Quite a few novels have been written about the fate of infants left at the door of Venice’s Ospedale della Pieta (Pity), an organization renowned for its music and training of child prodigies, offering those unfortunates useful lives dedicated to prayer and the praise of God through music. Three-year-old Maddelina and her baby sister, Chiaretta, are no exception, the abandoned girls branded, as are all other newcomers, with a small p, educated in the proper manner for women lacking dowries in 1701 Venice.
The sisters are inseparable as the years pass, until Maddelina reaches puberty and is moved into quarters with older girls. The Ospedale is sponsored by a community of wealthy citizens who also support a number of composers and virtuosos - in this case don Vivaldi, a master violinist and composer. Vivaldi discovers in young Maddelina an emerging talent on the violin. Chiaretta’s gift is her voice, a powerful soprano that will open the doors of opportunity as she grows to maturity.

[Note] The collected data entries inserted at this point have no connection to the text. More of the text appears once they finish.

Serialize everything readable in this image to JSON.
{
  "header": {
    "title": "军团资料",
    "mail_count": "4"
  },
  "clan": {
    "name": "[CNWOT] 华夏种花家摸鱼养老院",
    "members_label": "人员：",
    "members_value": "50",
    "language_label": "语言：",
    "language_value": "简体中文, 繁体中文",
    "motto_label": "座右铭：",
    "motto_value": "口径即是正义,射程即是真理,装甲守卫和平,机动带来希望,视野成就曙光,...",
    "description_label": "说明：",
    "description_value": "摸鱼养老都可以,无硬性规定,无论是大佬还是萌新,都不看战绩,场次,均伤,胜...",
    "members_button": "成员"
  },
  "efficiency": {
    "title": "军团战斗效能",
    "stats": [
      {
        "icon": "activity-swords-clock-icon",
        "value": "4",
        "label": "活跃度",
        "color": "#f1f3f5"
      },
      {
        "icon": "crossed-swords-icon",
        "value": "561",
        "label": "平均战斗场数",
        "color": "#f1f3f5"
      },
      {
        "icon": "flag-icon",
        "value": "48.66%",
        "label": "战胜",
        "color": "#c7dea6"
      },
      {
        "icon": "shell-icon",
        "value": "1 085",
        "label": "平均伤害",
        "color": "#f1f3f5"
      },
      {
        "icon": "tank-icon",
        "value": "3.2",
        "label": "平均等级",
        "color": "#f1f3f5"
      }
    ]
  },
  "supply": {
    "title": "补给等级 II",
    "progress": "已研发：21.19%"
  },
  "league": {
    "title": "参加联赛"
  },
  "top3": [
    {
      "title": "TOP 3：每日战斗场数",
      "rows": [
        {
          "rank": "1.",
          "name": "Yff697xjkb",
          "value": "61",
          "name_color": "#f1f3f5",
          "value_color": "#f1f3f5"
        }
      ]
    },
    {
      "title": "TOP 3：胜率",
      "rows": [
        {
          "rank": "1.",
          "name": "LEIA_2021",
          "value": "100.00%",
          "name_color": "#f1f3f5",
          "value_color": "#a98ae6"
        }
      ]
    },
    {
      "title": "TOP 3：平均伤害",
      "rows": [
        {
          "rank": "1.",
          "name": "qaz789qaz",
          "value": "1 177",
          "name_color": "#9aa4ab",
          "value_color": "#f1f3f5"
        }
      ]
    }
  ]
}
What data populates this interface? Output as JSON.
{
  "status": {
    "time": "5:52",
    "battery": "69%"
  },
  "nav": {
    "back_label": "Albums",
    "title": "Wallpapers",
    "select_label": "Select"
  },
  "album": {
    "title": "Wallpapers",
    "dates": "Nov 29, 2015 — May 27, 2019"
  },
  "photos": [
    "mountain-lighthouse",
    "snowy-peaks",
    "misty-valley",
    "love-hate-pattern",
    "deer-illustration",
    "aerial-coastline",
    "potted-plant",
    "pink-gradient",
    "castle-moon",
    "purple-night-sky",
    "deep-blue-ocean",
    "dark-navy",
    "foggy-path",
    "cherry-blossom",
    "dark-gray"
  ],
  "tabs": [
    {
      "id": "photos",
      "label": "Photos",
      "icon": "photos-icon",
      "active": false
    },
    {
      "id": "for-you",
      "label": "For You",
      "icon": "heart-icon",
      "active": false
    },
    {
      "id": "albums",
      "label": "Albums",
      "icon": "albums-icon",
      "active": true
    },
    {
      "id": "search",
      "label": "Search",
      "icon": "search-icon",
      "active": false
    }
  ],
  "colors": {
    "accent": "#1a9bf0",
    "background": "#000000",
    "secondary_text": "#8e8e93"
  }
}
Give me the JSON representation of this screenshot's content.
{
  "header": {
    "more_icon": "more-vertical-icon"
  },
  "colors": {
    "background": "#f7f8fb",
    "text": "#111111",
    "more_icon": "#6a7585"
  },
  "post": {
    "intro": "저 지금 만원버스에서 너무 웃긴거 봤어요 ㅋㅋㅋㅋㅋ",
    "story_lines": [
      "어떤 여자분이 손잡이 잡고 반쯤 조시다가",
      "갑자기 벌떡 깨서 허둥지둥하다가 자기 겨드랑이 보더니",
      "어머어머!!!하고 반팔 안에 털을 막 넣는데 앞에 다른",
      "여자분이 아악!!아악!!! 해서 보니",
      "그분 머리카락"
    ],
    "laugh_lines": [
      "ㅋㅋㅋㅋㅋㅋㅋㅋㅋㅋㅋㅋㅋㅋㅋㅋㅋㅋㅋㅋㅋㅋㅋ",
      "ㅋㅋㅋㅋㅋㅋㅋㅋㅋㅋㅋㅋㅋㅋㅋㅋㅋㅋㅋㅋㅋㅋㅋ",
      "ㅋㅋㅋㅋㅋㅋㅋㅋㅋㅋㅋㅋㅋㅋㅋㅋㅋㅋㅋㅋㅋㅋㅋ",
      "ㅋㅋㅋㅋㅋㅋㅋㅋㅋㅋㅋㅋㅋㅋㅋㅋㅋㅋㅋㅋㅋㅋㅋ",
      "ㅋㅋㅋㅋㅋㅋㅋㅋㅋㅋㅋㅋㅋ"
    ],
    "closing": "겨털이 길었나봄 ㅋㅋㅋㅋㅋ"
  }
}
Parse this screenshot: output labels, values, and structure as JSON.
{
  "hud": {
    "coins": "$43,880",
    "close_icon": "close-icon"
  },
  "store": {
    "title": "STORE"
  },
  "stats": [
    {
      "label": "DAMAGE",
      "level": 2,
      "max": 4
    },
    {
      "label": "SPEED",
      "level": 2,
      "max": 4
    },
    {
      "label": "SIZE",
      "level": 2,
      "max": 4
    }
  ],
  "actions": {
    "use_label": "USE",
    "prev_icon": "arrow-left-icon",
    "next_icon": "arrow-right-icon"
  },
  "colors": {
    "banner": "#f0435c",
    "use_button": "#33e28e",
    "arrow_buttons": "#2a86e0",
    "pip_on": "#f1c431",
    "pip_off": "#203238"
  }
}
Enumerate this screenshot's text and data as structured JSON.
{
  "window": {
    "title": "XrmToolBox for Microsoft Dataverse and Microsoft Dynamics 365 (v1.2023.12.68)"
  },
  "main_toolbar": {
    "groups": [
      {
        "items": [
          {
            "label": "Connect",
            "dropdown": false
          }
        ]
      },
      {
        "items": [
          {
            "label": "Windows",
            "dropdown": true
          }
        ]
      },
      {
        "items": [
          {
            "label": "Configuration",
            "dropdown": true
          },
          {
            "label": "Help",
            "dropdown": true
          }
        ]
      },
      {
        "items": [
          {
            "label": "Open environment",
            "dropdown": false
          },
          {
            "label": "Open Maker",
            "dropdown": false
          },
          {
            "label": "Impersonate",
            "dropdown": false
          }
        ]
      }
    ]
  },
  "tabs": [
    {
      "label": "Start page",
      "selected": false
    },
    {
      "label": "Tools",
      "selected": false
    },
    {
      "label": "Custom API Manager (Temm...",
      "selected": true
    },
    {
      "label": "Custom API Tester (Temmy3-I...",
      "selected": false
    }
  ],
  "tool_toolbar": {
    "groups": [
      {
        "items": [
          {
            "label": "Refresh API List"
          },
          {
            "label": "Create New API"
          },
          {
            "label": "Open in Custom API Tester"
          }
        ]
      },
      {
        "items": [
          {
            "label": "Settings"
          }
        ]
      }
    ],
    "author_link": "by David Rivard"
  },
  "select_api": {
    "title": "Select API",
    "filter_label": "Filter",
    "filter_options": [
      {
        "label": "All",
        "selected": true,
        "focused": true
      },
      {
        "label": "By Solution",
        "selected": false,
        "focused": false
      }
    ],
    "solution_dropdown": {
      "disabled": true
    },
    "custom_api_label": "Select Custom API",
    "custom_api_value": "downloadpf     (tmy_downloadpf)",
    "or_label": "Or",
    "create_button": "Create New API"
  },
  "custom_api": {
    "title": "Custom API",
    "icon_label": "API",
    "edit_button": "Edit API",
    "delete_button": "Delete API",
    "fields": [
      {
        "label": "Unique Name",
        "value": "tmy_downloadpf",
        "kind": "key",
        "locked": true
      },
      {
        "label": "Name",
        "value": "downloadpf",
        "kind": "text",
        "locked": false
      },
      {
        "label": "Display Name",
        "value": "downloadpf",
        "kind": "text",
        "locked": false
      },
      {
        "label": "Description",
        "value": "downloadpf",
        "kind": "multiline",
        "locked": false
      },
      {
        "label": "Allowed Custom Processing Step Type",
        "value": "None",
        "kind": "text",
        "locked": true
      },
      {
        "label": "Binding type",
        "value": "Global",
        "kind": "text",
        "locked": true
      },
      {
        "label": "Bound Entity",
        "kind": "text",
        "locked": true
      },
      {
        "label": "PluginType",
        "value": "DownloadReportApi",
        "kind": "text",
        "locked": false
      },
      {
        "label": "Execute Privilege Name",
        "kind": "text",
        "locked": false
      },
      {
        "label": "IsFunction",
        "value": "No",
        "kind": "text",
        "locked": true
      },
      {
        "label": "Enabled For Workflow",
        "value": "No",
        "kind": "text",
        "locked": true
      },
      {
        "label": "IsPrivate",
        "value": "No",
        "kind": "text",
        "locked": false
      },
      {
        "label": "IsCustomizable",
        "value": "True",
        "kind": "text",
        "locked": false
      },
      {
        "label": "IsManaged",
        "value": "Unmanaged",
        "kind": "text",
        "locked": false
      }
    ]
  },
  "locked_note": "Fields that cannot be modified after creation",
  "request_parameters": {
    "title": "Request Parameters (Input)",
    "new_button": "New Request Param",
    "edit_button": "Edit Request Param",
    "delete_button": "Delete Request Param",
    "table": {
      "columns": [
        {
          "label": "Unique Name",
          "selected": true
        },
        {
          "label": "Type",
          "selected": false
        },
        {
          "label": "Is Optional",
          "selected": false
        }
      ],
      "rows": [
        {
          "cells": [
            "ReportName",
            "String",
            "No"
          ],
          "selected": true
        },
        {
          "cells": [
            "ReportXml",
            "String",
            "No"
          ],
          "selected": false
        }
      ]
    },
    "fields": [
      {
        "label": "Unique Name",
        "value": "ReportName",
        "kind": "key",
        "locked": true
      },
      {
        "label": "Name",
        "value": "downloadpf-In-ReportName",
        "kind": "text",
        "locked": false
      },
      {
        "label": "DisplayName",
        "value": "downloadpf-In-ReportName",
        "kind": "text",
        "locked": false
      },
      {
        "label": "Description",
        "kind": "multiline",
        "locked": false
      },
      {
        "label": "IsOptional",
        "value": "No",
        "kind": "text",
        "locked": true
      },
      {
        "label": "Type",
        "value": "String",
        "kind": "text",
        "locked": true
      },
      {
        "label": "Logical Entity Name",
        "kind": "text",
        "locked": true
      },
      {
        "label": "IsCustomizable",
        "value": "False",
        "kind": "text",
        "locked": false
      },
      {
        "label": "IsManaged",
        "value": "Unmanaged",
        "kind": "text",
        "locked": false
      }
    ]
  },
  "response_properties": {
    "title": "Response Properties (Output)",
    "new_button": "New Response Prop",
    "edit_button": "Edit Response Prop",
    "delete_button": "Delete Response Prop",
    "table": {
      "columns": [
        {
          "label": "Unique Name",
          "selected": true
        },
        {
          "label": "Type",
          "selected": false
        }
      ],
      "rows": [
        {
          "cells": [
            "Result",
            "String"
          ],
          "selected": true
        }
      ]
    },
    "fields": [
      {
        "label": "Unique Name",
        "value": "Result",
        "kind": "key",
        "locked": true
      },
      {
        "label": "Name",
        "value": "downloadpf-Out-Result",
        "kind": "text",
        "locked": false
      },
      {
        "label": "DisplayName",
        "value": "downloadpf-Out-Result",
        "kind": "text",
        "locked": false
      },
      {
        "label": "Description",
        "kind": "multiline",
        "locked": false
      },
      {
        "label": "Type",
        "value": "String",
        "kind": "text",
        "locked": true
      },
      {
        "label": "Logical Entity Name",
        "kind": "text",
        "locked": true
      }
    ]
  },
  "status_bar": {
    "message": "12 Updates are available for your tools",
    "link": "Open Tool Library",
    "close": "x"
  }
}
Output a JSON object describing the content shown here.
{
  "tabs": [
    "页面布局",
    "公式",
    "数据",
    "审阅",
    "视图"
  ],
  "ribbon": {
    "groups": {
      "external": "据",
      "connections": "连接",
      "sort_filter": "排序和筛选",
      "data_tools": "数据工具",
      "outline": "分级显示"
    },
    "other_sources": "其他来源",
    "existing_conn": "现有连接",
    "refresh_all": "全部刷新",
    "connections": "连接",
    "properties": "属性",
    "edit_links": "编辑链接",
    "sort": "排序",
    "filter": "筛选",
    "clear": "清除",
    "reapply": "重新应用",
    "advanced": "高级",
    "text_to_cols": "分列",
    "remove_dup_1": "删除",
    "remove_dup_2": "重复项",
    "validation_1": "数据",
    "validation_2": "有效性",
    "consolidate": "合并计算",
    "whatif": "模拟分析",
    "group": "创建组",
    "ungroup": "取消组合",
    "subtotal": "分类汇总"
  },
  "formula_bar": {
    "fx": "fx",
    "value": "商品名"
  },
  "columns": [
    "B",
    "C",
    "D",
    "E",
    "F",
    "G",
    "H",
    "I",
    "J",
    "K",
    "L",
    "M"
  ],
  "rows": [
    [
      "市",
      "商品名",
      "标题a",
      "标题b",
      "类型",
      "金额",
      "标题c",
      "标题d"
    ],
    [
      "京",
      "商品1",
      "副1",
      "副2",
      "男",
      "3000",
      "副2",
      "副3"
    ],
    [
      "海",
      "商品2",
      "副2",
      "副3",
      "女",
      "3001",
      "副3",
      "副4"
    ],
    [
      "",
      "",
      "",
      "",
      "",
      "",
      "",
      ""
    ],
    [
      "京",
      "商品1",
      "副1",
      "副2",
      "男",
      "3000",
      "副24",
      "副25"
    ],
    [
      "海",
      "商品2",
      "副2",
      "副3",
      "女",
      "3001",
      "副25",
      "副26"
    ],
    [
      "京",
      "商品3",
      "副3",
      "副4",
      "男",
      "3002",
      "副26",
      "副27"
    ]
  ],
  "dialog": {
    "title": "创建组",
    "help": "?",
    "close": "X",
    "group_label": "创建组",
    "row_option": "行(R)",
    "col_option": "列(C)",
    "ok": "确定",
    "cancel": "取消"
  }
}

The students are rigorously controlled in the Pieta. As they reach the age of eighteen, they may either marry, assuming an appropriate offer has been extended, or join a convent. With either choice, futures are secure. In rare cases, particular individuals may remain at the Ospedale as instructors for incoming students. It is this path that Maddelina chooses, unable to bear a separation from Vivaldi, who has defined her time at the Pieta, her days either bearable or unbearable depending on his mood or length of disappearance.
Reaching majority, once a young woman has left she may never again perform in public, a terrible decision for a talented young woman to make. Long dreaming of marriage and children, Chiaretta is conflicted. She has yearned for her freedom, but singing is a great joy, a terrible price to pay for marriage. She understands that to break this contract with the Pieta has grave consequences.
While Chiaretta does choose marriage, Maddelina pursues a more sheltered existence. Her on-and-off relationship with the composer Vivaldi has been a double-edged sword for the violinist. Deeply attached to the man who has championed her talent, the frequent absences of an explosive personality bring an increasingly disturbing chaos to her orderly days.
As the lives of these two sisters evolve, the author explores the limitations of their few choices and the paths of each in seeking happiness, or at least fulfillment. The restrictions placed on such women by a society that proscribes strict roles for those in the Ospedale’s care are painfully clear, their alternatives severely constricted by virtue of their years spent in that particular confinement.
All either sister can do is accommodate the few freedoms allowed to those of their class, individual talent a unique determinant. For example, Chiaretta’s life is the fuller of the two, a successful figure in Venetian society who loves her husband and bears four children. Maddelina’s quieter, more emotionally tragic years are parsed in her involvement with Vivaldi, who is the center of her world and her music.
The mystery of the girls’ mother’s identity is never resolved, though much hinted at throughout the novel, a shared keepsake of particular note. Nevertheless, the bond between the two sisters remains inviolate, shared memories and childish dreams their strongest link to the past and the present.